Mental Retardation with Cerebellar Hypoplasia and Distinctive Facial Appearance via the OPHN1 Gene

X-linked mental retardation with cerebellar hypoplasia and distinctive facial appearance (OMIM 300486) is a clinically heterogeneous disorder with intrafamilial and interfamilial phenotypic variability (Zanni et al. Neurology 65:1364-1369, 2005). X-linked mental retardation with cerebellar hypoplasia and distinctive facial appearance is mainly characterized by moderate to severe mental retardation and cerebellar anomalies, particularly cerebellar vermis hypoplasia presented as isolated vermis hypoplasia and common facial features such as prominent supraorbital ridges, hypotelorism, deep-set eyes, long tubular nose, short philtrum, thin upper lip, and prominent chin (Billuart et al. Nature 392:923-926, 1998; Philip et al. J Med Genet 40:441-446, 2003; Zanni et al. 2005). Brain imaging (MRI) may also reveal cerebral atrophy, ventriculomegaly, and rarely hydrocephalus (Zanni et al. 2005). Other clinical findings such as tall stature, macrocephaly, hypotonia, developmental delay, seizures, oculomotor problems, language problems, and neurological and behavioral problems such as dysmetria, adiadochokinesia, hyperactivity, and anxiety have been occasionally reported (Philip et al. 2003; Zanni et al. 2005).
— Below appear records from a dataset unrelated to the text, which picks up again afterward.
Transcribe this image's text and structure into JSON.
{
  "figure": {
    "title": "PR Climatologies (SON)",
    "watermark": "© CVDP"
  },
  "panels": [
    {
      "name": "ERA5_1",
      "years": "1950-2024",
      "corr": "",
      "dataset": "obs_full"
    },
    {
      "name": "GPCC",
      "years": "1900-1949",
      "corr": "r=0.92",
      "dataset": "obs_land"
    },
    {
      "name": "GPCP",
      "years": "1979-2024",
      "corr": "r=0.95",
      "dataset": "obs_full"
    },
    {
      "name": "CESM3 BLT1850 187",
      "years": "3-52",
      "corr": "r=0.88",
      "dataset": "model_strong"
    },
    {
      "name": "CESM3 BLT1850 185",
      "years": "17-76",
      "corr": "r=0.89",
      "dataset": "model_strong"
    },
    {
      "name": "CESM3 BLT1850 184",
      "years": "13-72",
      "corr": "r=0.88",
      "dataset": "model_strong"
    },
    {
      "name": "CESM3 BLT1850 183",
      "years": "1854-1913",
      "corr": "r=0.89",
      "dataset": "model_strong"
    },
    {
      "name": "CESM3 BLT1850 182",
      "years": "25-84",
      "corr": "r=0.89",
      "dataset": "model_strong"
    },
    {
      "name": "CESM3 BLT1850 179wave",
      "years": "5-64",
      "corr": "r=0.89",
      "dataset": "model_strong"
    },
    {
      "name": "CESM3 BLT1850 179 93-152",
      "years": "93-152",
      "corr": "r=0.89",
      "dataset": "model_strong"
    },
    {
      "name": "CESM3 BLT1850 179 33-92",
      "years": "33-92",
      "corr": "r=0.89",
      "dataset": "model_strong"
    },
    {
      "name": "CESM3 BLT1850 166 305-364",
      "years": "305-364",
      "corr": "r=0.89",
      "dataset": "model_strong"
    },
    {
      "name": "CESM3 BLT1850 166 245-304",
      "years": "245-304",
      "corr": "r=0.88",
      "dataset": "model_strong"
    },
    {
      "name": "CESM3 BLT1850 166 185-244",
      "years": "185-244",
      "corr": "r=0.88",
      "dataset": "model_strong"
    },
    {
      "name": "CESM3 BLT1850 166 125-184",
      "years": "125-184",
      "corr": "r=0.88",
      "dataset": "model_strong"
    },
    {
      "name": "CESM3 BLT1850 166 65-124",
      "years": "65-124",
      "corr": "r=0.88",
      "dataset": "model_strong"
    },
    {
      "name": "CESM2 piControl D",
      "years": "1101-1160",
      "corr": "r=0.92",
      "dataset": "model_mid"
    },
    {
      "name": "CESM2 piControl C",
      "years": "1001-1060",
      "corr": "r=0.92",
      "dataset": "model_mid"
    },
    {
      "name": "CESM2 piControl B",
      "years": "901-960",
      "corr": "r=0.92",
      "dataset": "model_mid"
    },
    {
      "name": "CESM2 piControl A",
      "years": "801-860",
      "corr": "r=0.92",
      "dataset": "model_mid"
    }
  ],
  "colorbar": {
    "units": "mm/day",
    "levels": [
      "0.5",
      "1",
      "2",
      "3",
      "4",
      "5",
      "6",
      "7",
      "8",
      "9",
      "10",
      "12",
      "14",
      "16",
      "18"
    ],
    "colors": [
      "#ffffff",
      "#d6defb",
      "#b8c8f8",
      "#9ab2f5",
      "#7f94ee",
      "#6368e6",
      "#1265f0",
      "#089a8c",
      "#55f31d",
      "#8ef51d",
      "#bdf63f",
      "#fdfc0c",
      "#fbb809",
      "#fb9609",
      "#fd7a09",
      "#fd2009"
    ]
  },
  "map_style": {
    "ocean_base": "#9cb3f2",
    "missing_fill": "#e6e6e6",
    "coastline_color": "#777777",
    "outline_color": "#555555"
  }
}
X-linked mental retardation with cerebellar hypoplasia is inherited as X-linked recessive disorder, where males are more severely affected than females. However heterozygous females may have mild cognitive impairments (Zanni et al. Neurology 65: 1364-1369, 2005). X-linked mental retardation with cerebellar hypoplasia is caused by variants in the oligophrenin-1 (OPHN1) gene (Billuart et al. Nature 392: 923-926, 1998). OPHN1 gene encodes the oligophrenin-1 protein, which contains a domain common in Rho-GTPase-activating proteins suggesting a role in cell migration and outgrowth of axons and dendrites, neuronal morphogenesis and synapse maturation (Billuart et al. 1998; Zanni et al 2005). A mix of nonsense, splice site, frameshift, and single- and multiple-exon deletion variants have been reported in the OPHN1 gene (Billuart et al. 1998; Philip et al. J Med Genet 40: 441-446, 2003; Bergmann et al. Brain 126:1537-1544, 2003, Chabrol et al. Am J Med Genet 138: 314-317, 2005).

OPHN1 variants were found in approximately 12% of patients with mental retardation with known cerebellar anomalies and in about 1% of X-linked mental retardation patients (Zanni et al. Neurology 65:1364-9, 2005).

This test provides full coverage of all coding exons of the OPHN1 gene plus 10 bases of flanking noncoding DNA in all available transcripts along with other non-coding regions in which pathogenic variants have been identified at PreventionGenetics or reported elsewhere. We define full coverage as >20X NGS reads or Sanger sequencing. PGnome panels typically provide slightly increased coverage over the PGxome equivalent. PGnome sequencing panels have the added benefit of additional analysis and reporting of deep intronic regions (where applicable).

Dependent on the sequencing backbone selected for this testing, discounted reflex testing to any other similar backbone-based test is available (i.e., PGxome panel to whole PGxome; PGnome panel to whole PGnome).